Aktuelle Neurologie 2005; 32 - P361
DOI: 10.1055/s-2005-919395

Risikoprofil von Drop-out-Patienten mit einer Mitoxantron-Therapie bei Multipler Sklerose

S Vogel 1, K Retzlaff 1, R Dudeck 1, R Reuß 1, C Burger 1, S Mannes-Keil 1, M Kaps 1, P Oschmann 1
  • 1Gießen

Fragestellung: Die Behandlung der Multiplen Sklerose (MS) mit Interferonen weist eine hohe Drop-out-Rate auf. Gibt es dazu Analogien hinsichtlich einer Therapie mit Mitoxantron? Lässt sich ein Risikoprofil dieser Drop-out-Patienten identifizieren?

Methoden: Die Datenermittlung erfolgte retrospektiv auf Basis der Krankenakte (1999–2004). Ausgewertet wurde der Krankheitsverlauf von 100 Patienten (EDSS vor Therapiebeginn mit Mitoxantron und nach Therapieende), das Mitoxantron-Dosierungsschema, die Nebenwirkungen und die Drop-out-Rate, sowie deren Gründe.

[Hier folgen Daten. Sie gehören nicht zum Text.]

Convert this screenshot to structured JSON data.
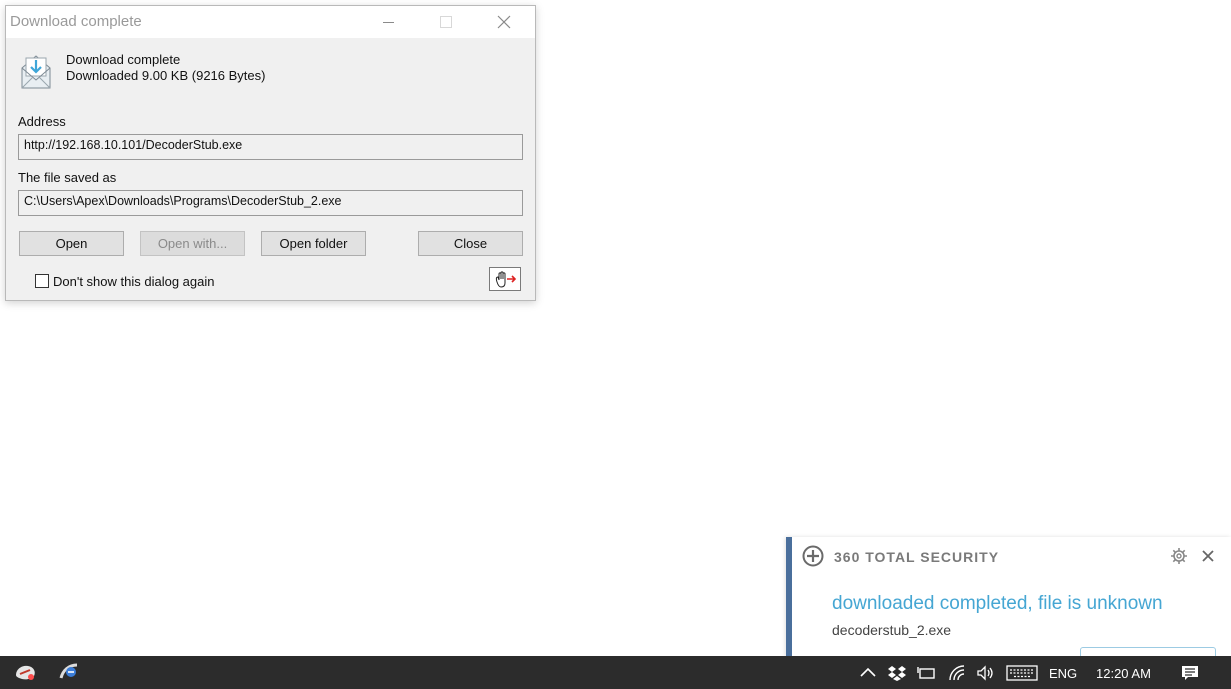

Ergebnis: Zu Therapiebeginn betrug das Durchschnittsalter 42,5 Jahre, 81% hatten einen sekundär chronisch progredienten Verlauf, 66% waren weiblich. Die Diagnosestellung lag durchschnittlich 11 Jahre zurück. Der mittlere EDSS-Wert lag bei 5,7 (±1,3). Ausgewertet wurden 3 Mitoxantron-Schemata (mit und ohne Induktionsphase, sowie Deeskalation im 2. Therapiejahr). Von den beobachteten 100 Probanden haben 33 bisher die Therapie regulär beendet, 24 vorzeitig abgebrochen (im Durchschnitt nach 9 Monaten Therapiedauer, die Hälfte erhielt 5 Zyklen oder weniger), 44 befinden sich aktuell noch in der Behandlungsphase. Die Drop-out Gründe waren in allen Fällen Patientenentscheidungen, keine ärztlichen Empfehlungen. Der EDSS vor Therapie liegt bei der Drop-out-Gruppe (n=24) im Mittel mit 6,3 (±1,3)höher als in der Vergleichsgruppe (n=33) mit 5,5 (±1,6); ebenso nach Therapieende (Drop-out-Gruppe EDSS 6,7 (±1,1); Vergleichsgruppe EDSS 5,0 (±2,3). Während der Therapie verbesserten sich in der Drop-out-Gruppe nur 5% in ihrem Krankheitsverlauf (Vergleichsgruppe 35%) und 50% verschlechterten sich (Vergleichsgruppe 29%). Beide Gruppen unterscheiden sich nicht signifikant hinsichtlich der Verlaufsform, des Alters, der Nebenwirkungshäufigkeit und des Mitoxantron-Dosisschemas.

Schlussfolgerungen: Bei der Behandlung der MS mit Mitoxantron wurde ebenso wie bei den Interferonen eine hohe Drop-out-Rate identifiziert. Das Nebenwirkungsprofil und die Verlaufsform stellen dabei keine Ursache dar. Auf ein Risiko weist ein hoher EDSS zu Beginn der Therapie hin und eine möglicherweise daraus resultierende schlechte Wirksamkeit. Die Beobachtung, dass 10 von 24 Patienten bereits nach 5 Infusionen die Therapie beendeten, weist auf die Wichtigkeit einer konsequenten Patientenführung sowie ein ausführliches Aufklärungsgespräch hin, um die Erwartungshaltung zu relativieren.